Main opposition New Democracy MP Simos Kedikoglous aid in an interview on RT that the European Union has not done enough to help Greece adding that our country was the weakest link in “a chain that was not well constructed”. He said that it is a problem when you promote financial integration without having political integration. “I think it is the time for big decisions in the European Union”. More austerity measures and a new property tax are being outlined for Greeks, as the economy struggles to escape the clutches of debt. Kedikoglou blames the EU for the country’s crisis, saying it was used by the Union for its own benefit.
The politicians in charge of the EU have given up too much power to the financial establishment, as Kedikoglou calls it. People never elected those financiers, never voted for them, but they have more power than the elected leaders, the lawmaker states.
The Greek government has been making mistakes for the past years, admits Kedikoglou, but it is not the only reason for the current dire situation. “We could and should have done more in our good days,” he said. But now EU countries like Germany are benefiting on Greek problems and on “help” to this South European country, by lending money at high interest rates.

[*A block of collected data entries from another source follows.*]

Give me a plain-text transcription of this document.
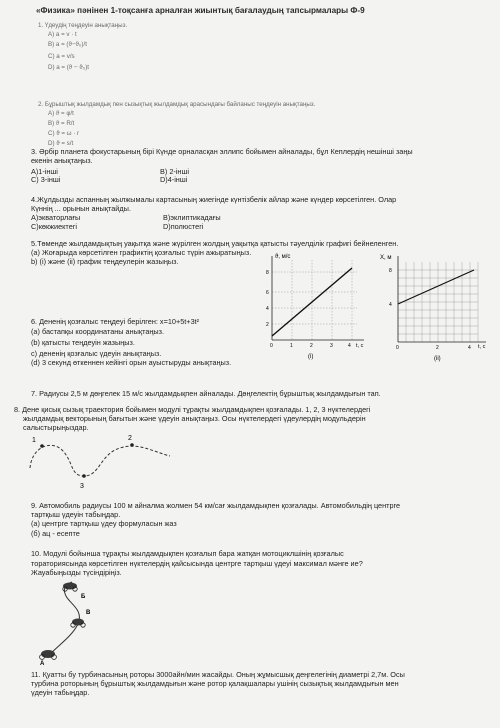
«Физика» пәнінен 1-тоқсанға арналған жиынтық бағалаудың тапсырмалары Ф-9
1. Үдеудің теңдеуін анықтаңыз.
A) a = v · t
B) a = (ϑ−ϑ₀)/t
C) a = v/s
D) a = (ϑ − ϑ₀)t
2. Бұрыштық жылдамдық пен сызықтық жылдамдық арасындағы байланыс теңдеуін анықтаңыз.
A) ϑ = φ/t
B) ϑ = R/t
C) ϑ = ω · r
D) ϑ = s/t
3. Әрбір планета фокустарының бірі Күнде орналасқан эллипс бойымен айналады, бұл Кеплердің нешінші заңы
екенін анықтаңыз.
А)1-інші	В) 2-інші
С) 3-інші	D)4-інші
4.Жұлдызды аспанның жылжымалы картасының жиегінде күнтізбелік айлар және күндер көрсетілген. Олар
Күннің ... орынын анықтайды.
А)экваторлағы	В)эклиптикадағы
С)көкжиектегі	D)полюстегі
5.Төменде жылдамдықтың уақытқа және жүрілген жолдың уақытқа қатысты тәуелділік графигі бейнеленген.
(а) Жоғарыда көрсетілген графиктің қозғалыс түрін ажыратыңыз.
b) (і) және (іі) график теңдеулерін жазыңыз.	ϑ, м/с
t, с
8
6
4
2
0	1	2	3	4
(і)
X, м
t, c
8
4
0	2	4
(іі)
6. Дененің қозғалыс теңдеуі берілген: x=10+5t+3t²
(а) бастапқы координатаны анықтаңыз.
(b) қатысты теңдеуін жазыңыз.
c) дененің қозғалыс үдеуін анықтаңыз.
(d) 3 секунд өткеннен кейінгі орын ауыстыруды анықтаңыз.
7. Радиусы 2,5 м дөңгелек 15 м/с жылдамдықпен айналады. Дөңгелектің бұрыштық жылдамдығын тап.
8. Дене қисық сызық траектория бойымен модулі тұрақты жылдамдықпен қозғалады. 1, 2, 3 нүктелердегі
жылдамдық векторының бағытын және үдеуін анықтаңыз. Осы нүктелердегі үдеулердің модульдерін
салыстырыңыздар.
1	2
3
9. Автомобиль радиусы 100 м айналма жолмен 54 км/сағ жылдамдықпен қозғалады. Автомобильдің центрге
тартқыш үдеуін табыңдар.
(а) центрге тартқыш үдеу формуласын жаз
(б) aц - есепте
10. Модулі бойынша тұрақты жылдамдықпен қозғалып бара жатқан мотоциклшінің қозғалыс
тораторияcында көрсетілген нүктелердің қайсысында центрге тартқыш үдеуі максимал мәнге ие?
Жауабыңызды түсіндіріңіз.
Б
В
А
11. Қуатты бу турбинасының роторы 3000айн/мин жасайды. Оның жұмысшық деңгелегінің диаметрі 2,7м. Осы
турбина роторының бұрыштық жылдамдығын және ротор қалақшалары ушінің сызықтық жылдамдығын мен
үдеуін табыңдар.
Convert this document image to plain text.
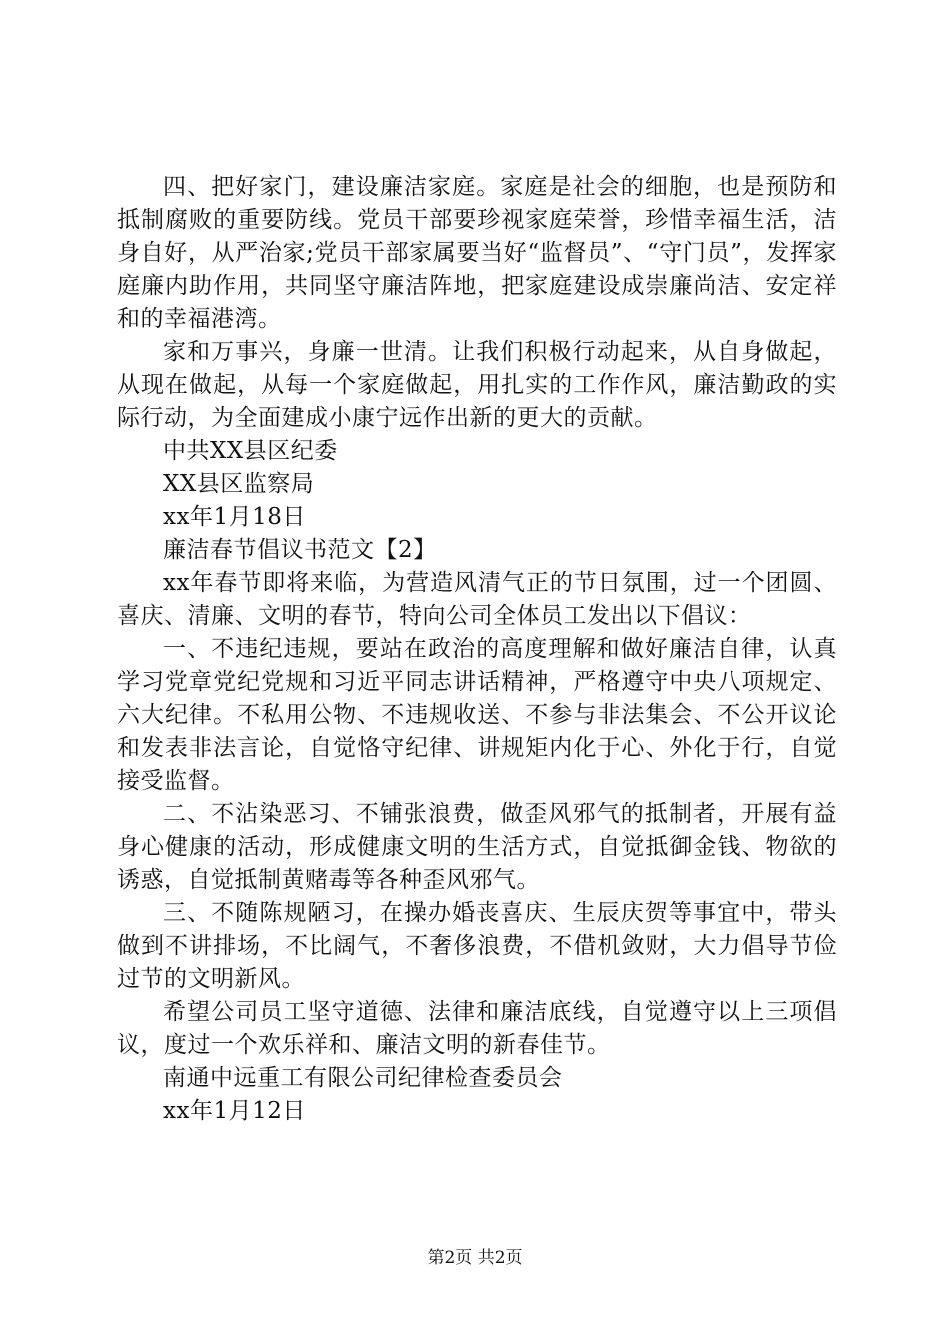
四、把好家门，建设廉洁家庭。家庭是社会的细胞，也是预防和抵制腐败的重要防线。党员干部要珍视家庭荣誉，珍惜幸福生活，洁身自好，从严治家;党员干部家属要当好“监督员”、“守门员”，发挥家庭廉内助作用，共同坚守廉洁阵地，把家庭建设成崇廉尚洁、安定祥和的幸福港湾。

家和万事兴，身廉一世清。让我们积极行动起来，从自身做起，从现在做起，从每一个家庭做起，用扎实的工作作风，廉洁勤政的实际行动，为全面建成小康宁远作出新的更大的贡献。

中共XX县区纪委

XX县区监察局

xx年1月18日

廉洁春节倡议书范文【2】

xx年春节即将来临，为营造风清气正的节日氛围，过一个团圆、喜庆、清廉、文明的春节，特向公司全体员工发出以下倡议：

一、不违纪违规，要站在政治的高度理解和做好廉洁自律，认真学习党章党纪党规和习近平同志讲话精神，严格遵守中央八项规定、六大纪律。不私用公物、不违规收送、不参与非法集会、不公开议论和发表非法言论，自觉恪守纪律、讲规矩内化于心、外化于行，自觉接受监督。

二、不沾染恶习、不铺张浪费，做歪风邪气的抵制者，开展有益身心健康的活动，形成健康文明的生活方式，自觉抵御金钱、物欲的诱惑，自觉抵制黄赌毒等各种歪风邪气。

三、不随陈规陋习，在操办婚丧喜庆、生辰庆贺等事宜中，带头做到不讲排场，不比阔气，不奢侈浪费，不借机敛财，大力倡导节俭过节的文明新风。

希望公司员工坚守道德、法律和廉洁底线，自觉遵守以上三项倡议，度过一个欢乐祥和、廉洁文明的新春佳节。

南通中远重工有限公司纪律检查委员会

xx年1月12日

第2页 共2页
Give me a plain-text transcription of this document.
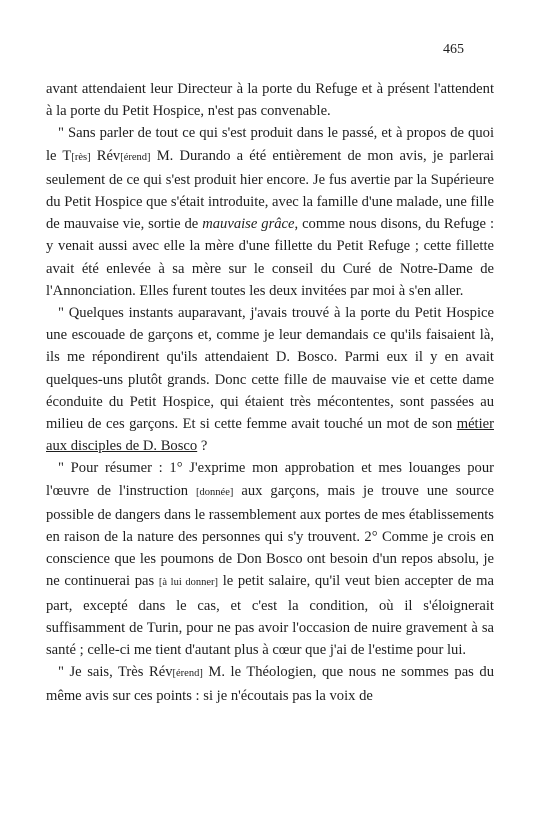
465

avant attendaient leur Directeur à la porte du Refuge et à présent l'attendent à la porte du Petit Hospice, n'est pas convenable.

" Sans parler de tout ce qui s'est produit dans le passé, et à propos de quoi le T[rès] Rév[érend] M. Durando a été entièrement de mon avis, je parlerai seulement de ce qui s'est produit hier encore. Je fus avertie par la Supérieure du Petit Hospice que s'était introduite, avec la famille d'une malade, une fille de mauvaise vie, sortie de mauvaise grâce, comme nous disons, du Refuge : y venait aussi avec elle la mère d'une fillette du Petit Refuge ; cette fillette avait été enlevée à sa mère sur le conseil du Curé de Notre-Dame de l'Annonciation. Elles furent toutes les deux invitées par moi à s'en aller.

" Quelques instants auparavant, j'avais trouvé à la porte du Petit Hospice une escouade de garçons et, comme je leur demandais ce qu'ils faisaient là, ils me répondirent qu'ils attendaient D. Bosco. Parmi eux il y en avait quelques-uns plutôt grands. Donc cette fille de mauvaise vie et cette dame éconduite du Petit Hospice, qui étaient très mécontentes, sont passées au milieu de ces garçons. Et si cette femme avait touché un mot de son métier aux disciples de D. Bosco ?

" Pour résumer : 1° J'exprime mon approbation et mes louanges pour l'œuvre de l'instruction [donnée] aux garçons, mais je trouve une source possible de dangers dans le rassemblement aux portes de mes établissements en raison de la nature des personnes qui s'y trouvent. 2° Comme je crois en conscience que les poumons de Don Bosco ont besoin d'un repos absolu, je ne continuerai pas [à lui donner] le petit salaire, qu'il veut bien accepter de ma part, excepté dans le cas, et c'est la condition, où il s'éloignerait suffisamment de Turin, pour ne pas avoir l'occasion de nuire gravement à sa santé ; celle-ci me tient d'autant plus à cœur que j'ai de l'estime pour lui.

" Je sais, Très Rév[érend] M. le Théologien, que nous ne sommes pas du même avis sur ces points : si je n'écoutais pas la voix de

The EU destroyed the Greek farmers’ households and now the country cannot feed its own people and has to import meat, wheat, and even cooking oil. One of the main assets of the country’s economy has been destroyed, stresses the MP.
Another reason of the recent gruesome situation in Greece hides in the way it entered the Union, believes Kedikoglou. “The decision to join [the] EU was a wise one. The way we entered the monetary union was the wrong one,” he says. The drachma–euro calculation was not correct, and nor was the transition to the new currency correct either. That led to hike in prices, the lawmaker explains.
EU investments were made only to sell, but not to develop. The consumerism produced no benefits for the Greek economy, but made it dependent on the EU lenders, highlights Kedikoglou. Germany in particular has made much more money out of Greeks than Greece borrowed from it, he adds. “But we don’t want to sell out Greece,” says the MP.
What the EU and the Central Bank are proposing is not working and will not solve problems, but rather will create even more problems, continues Kedikoglou. Raising taxes for the economy in deep recession is no cure, he insists.
However, Greece has its own potential to survive the recent crisis and Mr. Kedikoglou believes in the perspectives of his country. He gave examples of the energy sector, tourism, real estate and high-technology – sectors that should drive the country to stability and prosperity. He also stressed that he sees Russia as a crucial partner in the future development of Greece.